Le navet des beaux jours
Louise Bourgouin et Emmanuel Laskar dans "Le medium" (2024) © Magali Bragard / Ad Vitam

Le Medium d’Emmanuel Laskar, un film «100% exception culturelle», mercredi 10 juillet en salles


Long prologue pour un film court – à peine 1h20 ; on s’en contentera. Michael Monge (Emmanuel Laskar, 48 ans, également derrière la caméra, donc, pour son premier long métrage en l’espèce) enterre sa mère Barbara (Noémie Lvovsky). Au cimetière, devant la fosse béante, en plein sermon du curé, Michael reçoit un appel intempestif, son smartphone lui échappe des mains, il se jette à plat ventre pour tenter de le rattraper, au point qu’il manque tomber lui-même dans le caveau. Chance, ses copines – dont Alicia, son ex (Maud Wyler) – sont là pour l’en extraire, en le tirant par le falzar. Vous l’aurez compris : c’est une comédie.

Allo maman bobo

Il se murmure que Michael a hérité des dons de voyante de sa défunte mère. Il s’en défend. Mais l’instinct est plus fort que tout : assume, mon gars, tu es bien medium. Mal dans sa peau, l’orphelin mélancolique qui, pour vivre, enseigne la musique dans un collège, joue perso de la gratte à ses heures (d’ailleurs, le cadrage évite, plutôt maladroitement il faut le dire, de nous dévoiler le manche de la guitare, probablement parce que l’acteur Laskar ignore la pratique de cet instrument). Toujours est-il que ce garçon tourmenté est sollicité par l’ensorcelante Alicia (Louise Bourgoin), appétissante veuve d’architecte, laquelle, déprimée d’avoir perdu, en feu son jules, l’amour de sa vie, se consume, solitaire n’était son gros toutou baptisé Satan qui barbotte dans la piscine de la somptueuse maison bâtie par son regretté mari. NB : pour apprécier l’assonance, subtil clin d’œil, dans le film l’architecte en question (Alexandre Steiger, dans le rôle) a pour fictif patronyme : Rizzi. Or il s’agit d’une maison effectivement construite, dans la réalité, par l’architecte – star Rudy Ricciotti. Car, pour vous situer, nous sommes dans le Var : épicentre de l’action, le village de Collobrières, à 20km du littoral.

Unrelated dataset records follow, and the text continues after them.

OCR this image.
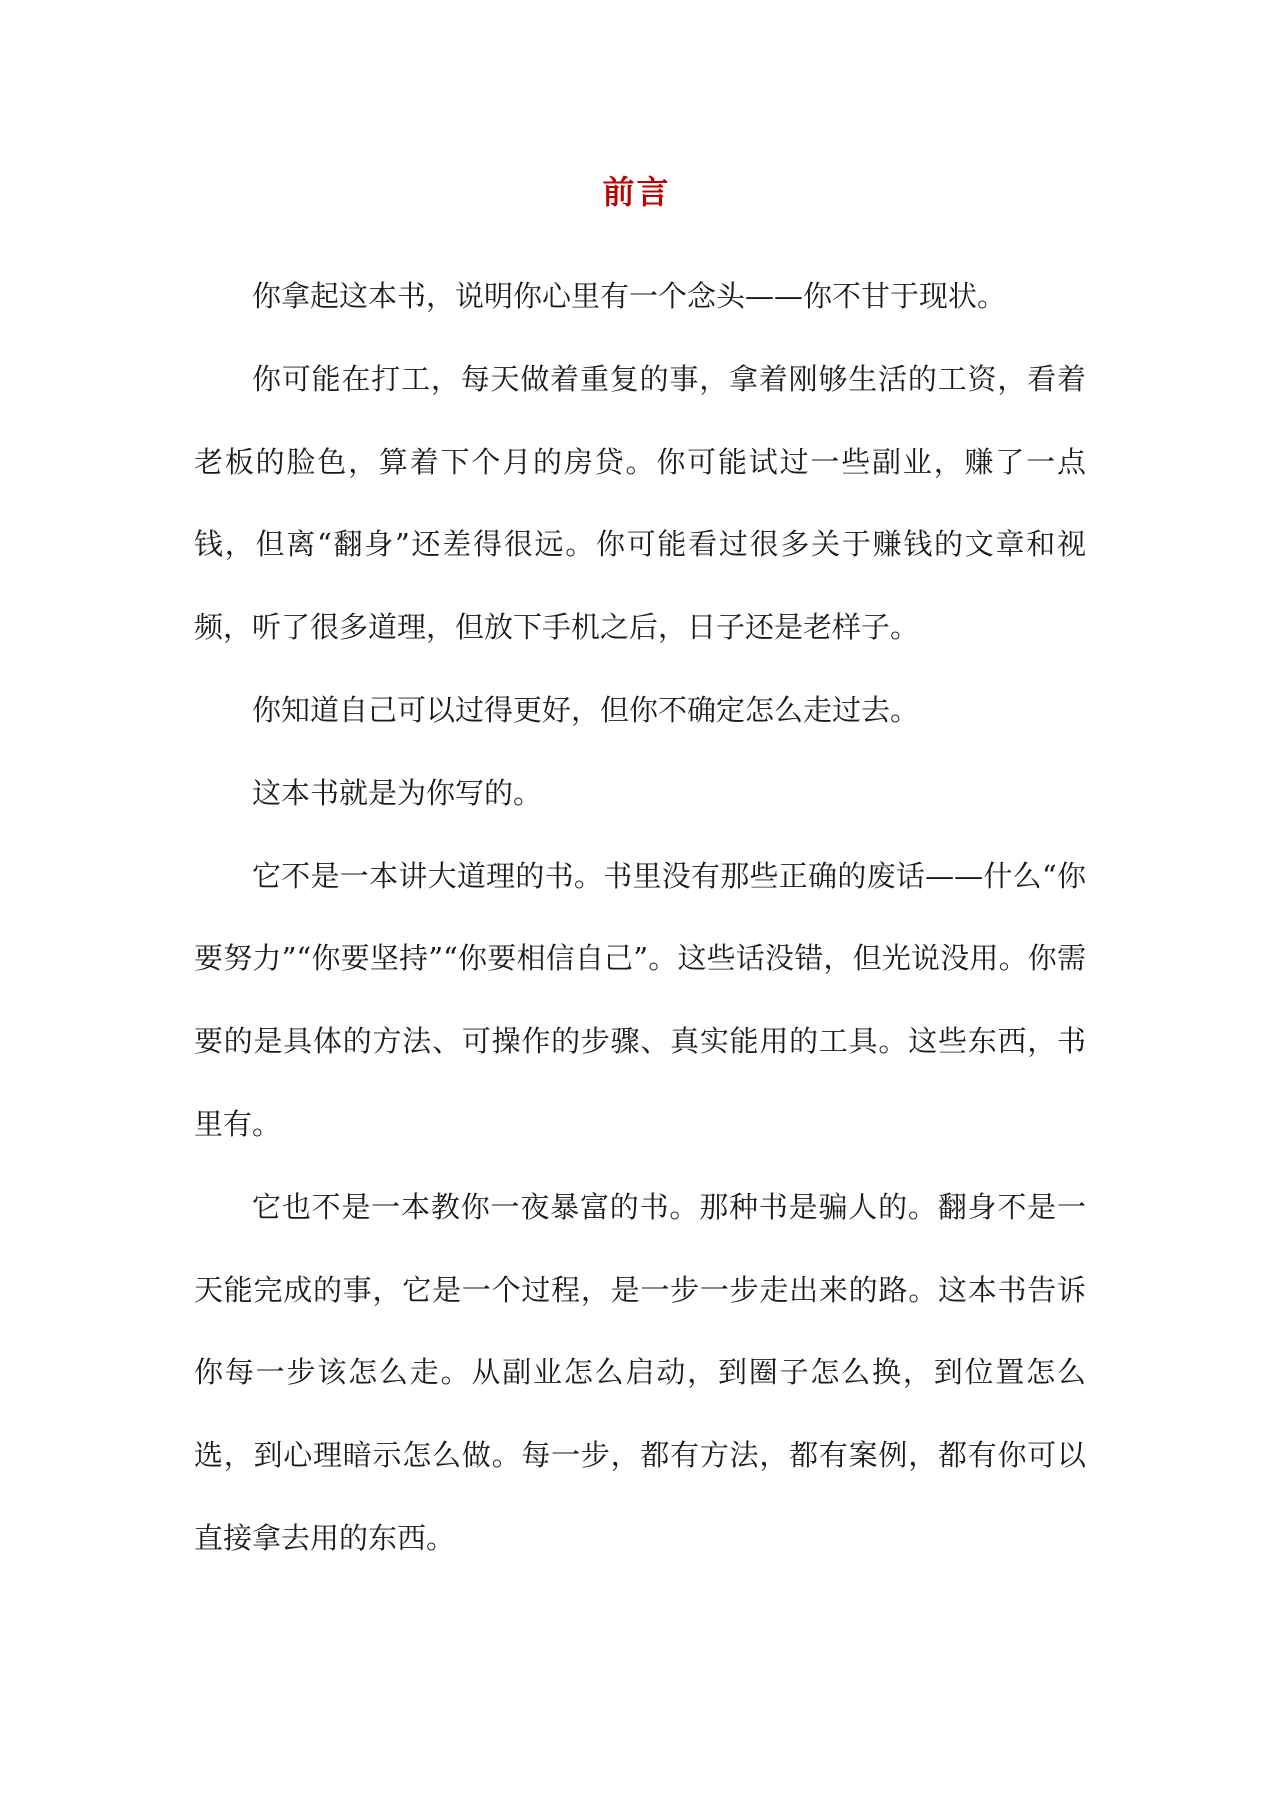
前言

你拿起这本书，说明你心里有一个念头——你不甘于现状。

你可能在打工，每天做着重复的事，拿着刚够生活的工资，看着老板的脸色，算着下个月的房贷。你可能试过一些副业，赚了一点钱，但离“翻身”还差得很远。你可能看过很多关于赚钱的文章和视频，听了很多道理，但放下手机之后，日子还是老样子。

你知道自己可以过得更好，但你不确定怎么走过去。

这本书就是为你写的。

它不是一本讲大道理的书。书里没有那些正确的废话——什么“你要努力”“你要坚持”“你要相信自己”。这些话没错，但光说没用。你需要的是具体的方法、可操作的步骤、真实能用的工具。这些东西，书里有。

它也不是一本教你一夜暴富的书。那种书是骗人的。翻身不是一天能完成的事，它是一个过程，是一步一步走出来的路。这本书告诉你每一步该怎么走。从副业怎么启动，到圈子怎么换，到位置怎么选，到心理暗示怎么做。每一步，都有方法，都有案例，都有你可以直接拿去用的东西。
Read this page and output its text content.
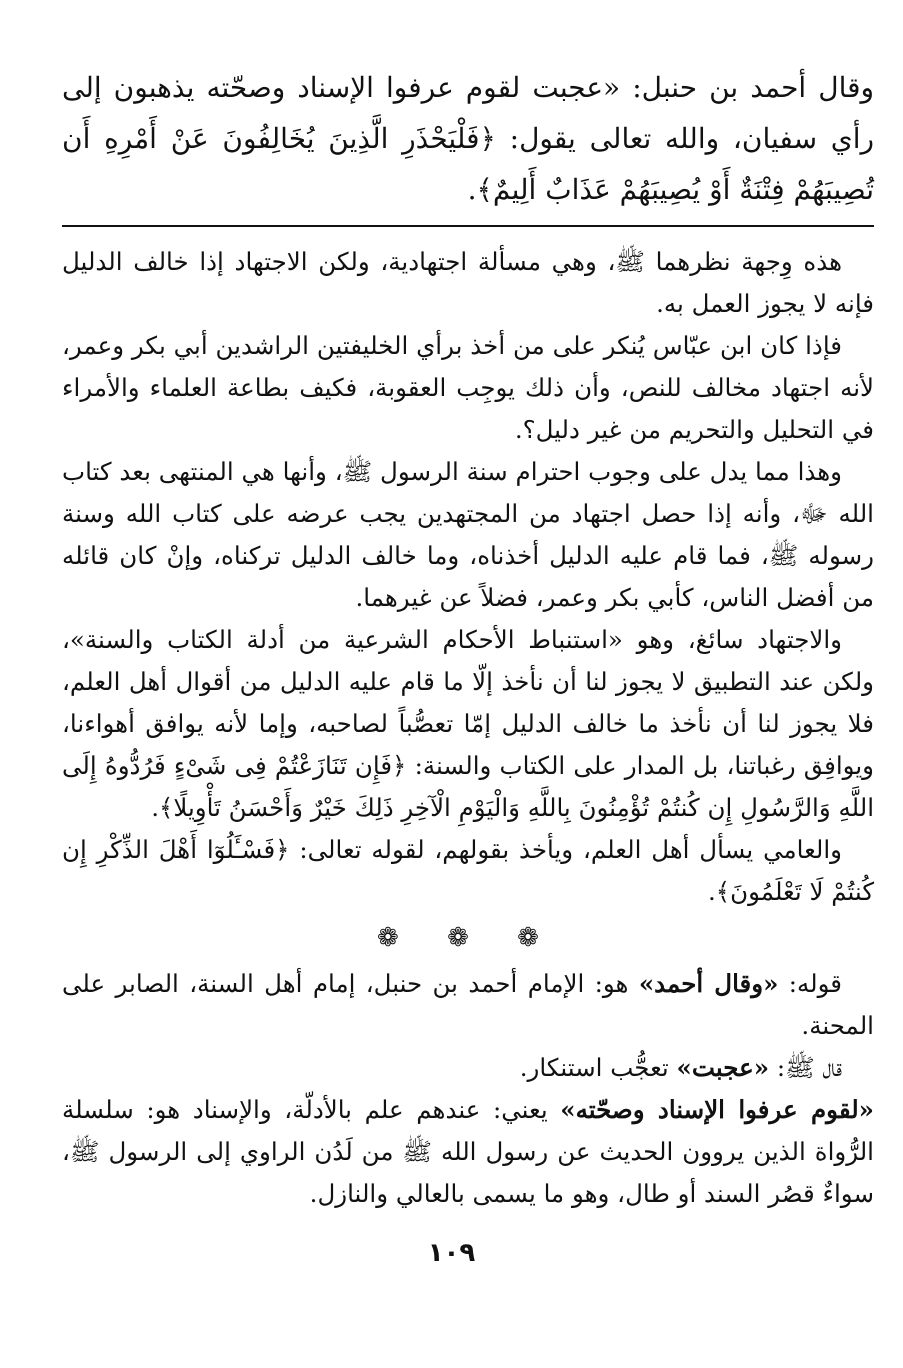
وقال أحمد بن حنبل: «عجبت لقوم عرفوا الإسناد وصحّته يذهبون إلى رأي سفيان، والله تعالى يقول: ﴿فَلْيَحْذَرِ الَّذِينَ يُخَالِفُونَ عَنْ أَمْرِهِ أَن تُصِيبَهُمْ فِتْنَةٌ أَوْ يُصِيبَهُمْ عَذَابٌ أَلِيمٌ﴾.

هذه وِجهة نظرهما ﷺ، وهي مسألة اجتهادية، ولكن الاجتهاد إذا خالف الدليل فإنه لا يجوز العمل به.

فإذا كان ابن عبّاس يُنكر على من أخذ برأي الخليفتين الراشدين أبي بكر وعمر، لأنه اجتهاد مخالف للنص، وأن ذلك يوجِب العقوبة، فكيف بطاعة العلماء والأمراء في التحليل والتحريم من غير دليل؟.

وهذا مما يدل على وجوب احترام سنة الرسول ﷺ، وأنها هي المنتهى بعد كتاب الله ﷻ، وأنه إذا حصل اجتهاد من المجتهدين يجب عرضه على كتاب الله وسنة رسوله ﷺ، فما قام عليه الدليل أخذناه، وما خالف الدليل تركناه، وإنْ كان قائله من أفضل الناس، كأبي بكر وعمر، فضلاً عن غيرهما.

والاجتهاد سائغ، وهو «استنباط الأحكام الشرعية من أدلة الكتاب والسنة»، ولكن عند التطبيق لا يجوز لنا أن نأخذ إلّا ما قام عليه الدليل من أقوال أهل العلم، فلا يجوز لنا أن نأخذ ما خالف الدليل إمّا تعصُّباً لصاحبه، وإما لأنه يوافق أهواءنا، ويوافِق رغباتنا، بل المدار على الكتاب والسنة: ﴿فَإِن تَنَازَعْتُمْ فِى شَىْءٍ فَرُدُّوهُ إِلَى اللَّهِ وَالرَّسُولِ إِن كُنتُمْ تُؤْمِنُونَ بِاللَّهِ وَالْيَوْمِ الْآخِرِ ذَلِكَ خَيْرٌ وَأَحْسَنُ تَأْوِيلًا﴾.

والعامي يسأل أهل العلم، ويأخذ بقولهم، لقوله تعالى: ﴿فَسْـَٔلُوٓا أَهْلَ الذِّكْرِ إِن كُنتُمْ لَا تَعْلَمُونَ﴾.

❁ ❁ ❁

قوله: «وقال أحمد» هو: الإمام أحمد بن حنبل، إمام أهل السنة، الصابر على المحنة.

قال ﷺ: «عجبت» تعجُّب استنكار.

«لقوم عرفوا الإسناد وصحّته» يعني: عندهم علم بالأدلّة، والإسناد هو: سلسلة الرُّواة الذين يروون الحديث عن رسول الله ﷺ من لَدُن الراوي إلى الرسول ﷺ، سواءٌ قصُر السند أو طال، وهو ما يسمى بالعالي والنازل.

١٠٩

Donc, le Michael (campé par notre Laskar, qui est, du début à la fin, pratiquement de tous les plans du film – on n’est jamais mieux servi que par soi-même) fait revenir le fantôme dudit Rizzi, ce qui fait pleurer Alicia, of course. A noter, l’esthétique des apparitions : quasi-réaliste, dans une lumière saturée où les silhouettes spectrales se fondent dans le décor, auréolées d’une aura ectoplasmique. Et voilà que Michael endosse si bien son don de medium, héritage maternel, qu’il ne peut empêcher les apparitions de sa génitrice trépassée, adipeuse érotomane qui, post mortem, s’exhibe sur sa couette, bientôt tringlée au bord du lit, dans d’insistantes crises libidinales, par le fantôme de son jeune amant, sous le nez de son fiston éberlué.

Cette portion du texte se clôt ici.